Written evidence submitted by Ms Emma Roberston [GRA1660]

 

 

 

I’m submitting this response as an individual. My professional background is in further education, and subsequently social care, and I have concerns related to both these. Mainly though, its as a feminist that I’m writing.

Feminism is premised on the understanding that humans reproduce sexually, and that a consequence of this is the reproduction oppression of the female half of the species by the male, for the purpose of extracting reproductive, sexual and attendant domestic, emotional and other resources.

The cultural construction of “gender” i.e. “femininity/masculinity” is a tool of this oppression.

As such, the reification of “gender identity” in law, is in and of itself sexist and contrary to the aims of feminism.

It is not possible for human beings to change their sex and claims to a “gender identity” have no bearing on the reality of biological sex. Therefore, these phenomena should, at the very least be clearly separated and recognised as distinct in law.

All individuals should be free to dress and present themselves as they wish, without fear of discrimination let alone abuse and violence, and this should be covered under the PC “sex”, e.g. if a woman would not be disadvantaged in employment or other contexts for a certain style of personal presentation, then neither should a man - however no one has the right to force others to comply with unfounded claims e.g. “transwomen are women”. No one has the right to impose their unfounded beliefs on others, and the belief that the condition of being a man or woman is a matter of “identity”, as opposed to reproductive sex, is indeed an unfounded and highly contested one.

 

I have replied here to points which are relevant to these concerns.

 

 

Terms of reference

The Government’s response to the GRA consultation:

 

This piece of legislation needs radical reform if not complete abolishment. The legal categories “male/female” refer to reproductive categories and not “gender identities” and the establishment of the GRA, allowing people to change their “legal sex” was in itself a legislative misstep.

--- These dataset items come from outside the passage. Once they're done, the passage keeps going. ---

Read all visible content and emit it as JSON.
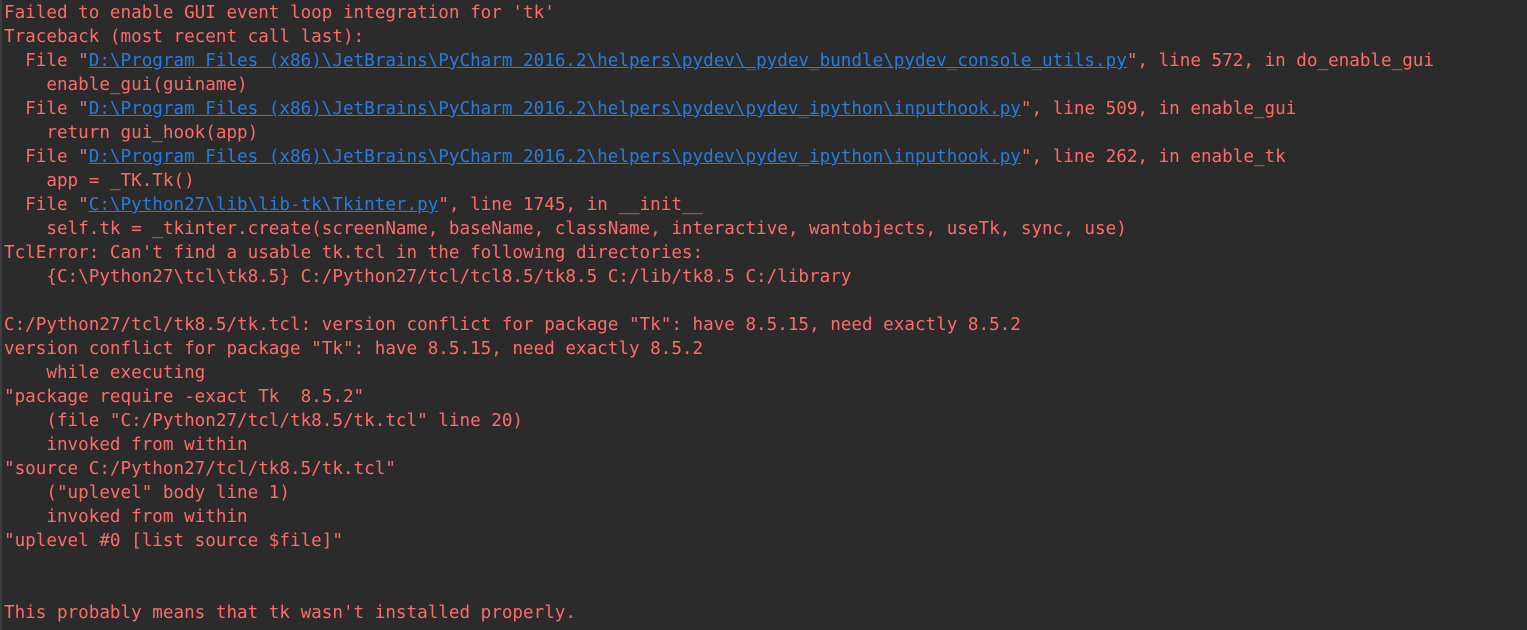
{
  "console": {
    "lines": [
      {
        "segments": [
          {
            "text": "Failed to enable GUI event loop integration for 'tk'",
            "link": false
          }
        ]
      },
      {
        "segments": [
          {
            "text": "Traceback (most recent call last):",
            "link": false
          }
        ]
      },
      {
        "segments": [
          {
            "text": "  File \"",
            "link": false
          },
          {
            "text": "D:\\Program Files (x86)\\JetBrains\\PyCharm 2016.2\\helpers\\pydev\\_pydev_bundle\\pydev_console_utils.py",
            "link": true
          },
          {
            "text": "\", line 572, in do_enable_gui",
            "link": false
          }
        ]
      },
      {
        "segments": [
          {
            "text": "    enable_gui(guiname)",
            "link": false
          }
        ]
      },
      {
        "segments": [
          {
            "text": "  File \"",
            "link": false
          },
          {
            "text": "D:\\Program Files (x86)\\JetBrains\\PyCharm 2016.2\\helpers\\pydev\\pydev_ipython\\inputhook.py",
            "link": true
          },
          {
            "text": "\", line 509, in enable_gui",
            "link": false
          }
        ]
      },
      {
        "segments": [
          {
            "text": "    return gui_hook(app)",
            "link": false
          }
        ]
      },
      {
        "segments": [
          {
            "text": "  File \"",
            "link": false
          },
          {
            "text": "D:\\Program Files (x86)\\JetBrains\\PyCharm 2016.2\\helpers\\pydev\\pydev_ipython\\inputhook.py",
            "link": true
          },
          {
            "text": "\", line 262, in enable_tk",
            "link": false
          }
        ]
      },
      {
        "segments": [
          {
            "text": "    app = _TK.Tk()",
            "link": false
          }
        ]
      },
      {
        "segments": [
          {
            "text": "  File \"",
            "link": false
          },
          {
            "text": "C:\\Python27\\lib\\lib-tk\\Tkinter.py",
            "link": true
          },
          {
            "text": "\", line 1745, in __init__",
            "link": false
          }
        ]
      },
      {
        "segments": [
          {
            "text": "    self.tk = _tkinter.create(screenName, baseName, className, interactive, wantobjects, useTk, sync, use)",
            "link": false
          }
        ]
      },
      {
        "segments": [
          {
            "text": "TclError: Can't find a usable tk.tcl in the following directories:",
            "link": false
          }
        ]
      },
      {
        "segments": [
          {
            "text": "    {C:\\Python27\\tcl\\tk8.5} C:/Python27/tcl/tcl8.5/tk8.5 C:/lib/tk8.5 C:/library",
            "link": false
          }
        ]
      },
      {
        "segments": [
          {
            "text": "",
            "link": false
          }
        ]
      },
      {
        "segments": [
          {
            "text": "C:/Python27/tcl/tk8.5/tk.tcl: version conflict for package \"Tk\": have 8.5.15, need exactly 8.5.2",
            "link": false
          }
        ]
      },
      {
        "segments": [
          {
            "text": "version conflict for package \"Tk\": have 8.5.15, need exactly 8.5.2",
            "link": false
          }
        ]
      },
      {
        "segments": [
          {
            "text": "    while executing",
            "link": false
          }
        ]
      },
      {
        "segments": [
          {
            "text": "\"package require -exact Tk  8.5.2\"",
            "link": false
          }
        ]
      },
      {
        "segments": [
          {
            "text": "    (file \"C:/Python27/tcl/tk8.5/tk.tcl\" line 20)",
            "link": false
          }
        ]
      },
      {
        "segments": [
          {
            "text": "    invoked from within",
            "link": false
          }
        ]
      },
      {
        "segments": [
          {
            "text": "\"source C:/Python27/tcl/tk8.5/tk.tcl\"",
            "link": false
          }
        ]
      },
      {
        "segments": [
          {
            "text": "    (\"uplevel\" body line 1)",
            "link": false
          }
        ]
      },
      {
        "segments": [
          {
            "text": "    invoked from within",
            "link": false
          }
        ]
      },
      {
        "segments": [
          {
            "text": "\"uplevel #0 [list source $file]\"",
            "link": false
          }
        ]
      },
      {
        "segments": [
          {
            "text": "",
            "link": false
          }
        ]
      },
      {
        "segments": [
          {
            "text": "",
            "link": false
          }
        ]
      },
      {
        "segments": [
          {
            "text": "This probably means that tk wasn't installed properly.",
            "link": false
          }
        ]
      }
    ]
  },
  "colors": {
    "background": "#2b2b2b",
    "error_text": "#ff6b68",
    "link": "#287bde"
  }
}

In the meantime, it is imperative that the existing gatekeeping stays in place, inadequate as it is. Removing the requirement for a diagnosis of “gender dysphoria” would effectively redefine “women” to mean “anyone who says they’re a woman”. This is not a coherent position, and in no way shape or form a fit basis for legislation.

This question highlights the absurdity of the legal position. The concept “living as (e.g. a) woman” must necessarily involve either 

OR

The law therefore must either be complicit in entrenching and perpetuating these sexist stereotypes (in contravention of CEDAW articles 5 and 11) OR endorsing the incoherent position that “woman/man”=”anybody who claims to be a woman/man”.

 

 

Wider issues concerning transgender equality and current legislation:

Yes! This is an area of legislation where terminology is hopelessly and disastrously muddled.

The terms “sex” and “gender” are used interchangeably in some instances and yet are acknowledged to refer to different phenomena in others e.g. in respect of the single sex exemptions in the EA2010.

There is an urgent need for clarity with regard to definition of terms, which in turn will underpin clear intention in framing of legislation, and policy development.

For example, legislation provides the framework in which sporting bodies produce policy. The intention in segregating male and female sports is to allow one group of people – female people – to compete in an environment that does not place them a. at an insurmountable competitive disadvantage and b. expose them to physical danger, and this is based on the understanding that the biological condition of being male, confers physical differences entirely independently of people’s “gender identity”.

Therefore, consideration of “gender identity” is simply not a relevant to consideration when delineating the categories in many sports.

 

 

No. As per the previous point, all legislation including the EA should distinguish clearly between the state of having a “male/female” “gender identity”, and actually being male or female. Ideally, he terms male and female should not be used at all in connection with gender identity, and should recognise that e.g. transwomen are male, and a subset of men, and that transmen are female, and a subset of women.

Service providers legitimately utilising the single sex provision should be made aware of this and feel confident to fully enforce the provisions with regard to those claiming a “trans” identity, regardless of the presence or absence of a GRC/falsification of information on the birth certificate.

 

Does the Equality Act adequately protect trans people? If not, what reforms, if any, are needed

How do you introduce legislation pertaining to “gender fluidity/nonbinary gender” if you’re not even clear on what “gender” is? Is it the same as “sex”, as suggested by e.g. the wording of the PC Gender Reassignment? – in which case it’s decided at conception and immutable throughout life; or is it the cultural stereotypes and expectations? – in which case, we’re all “gender fluid/non-binary!!

The law would be wading even further into a morass of sexism, sloppy thinking and “progressive” lip service. Don’t do it!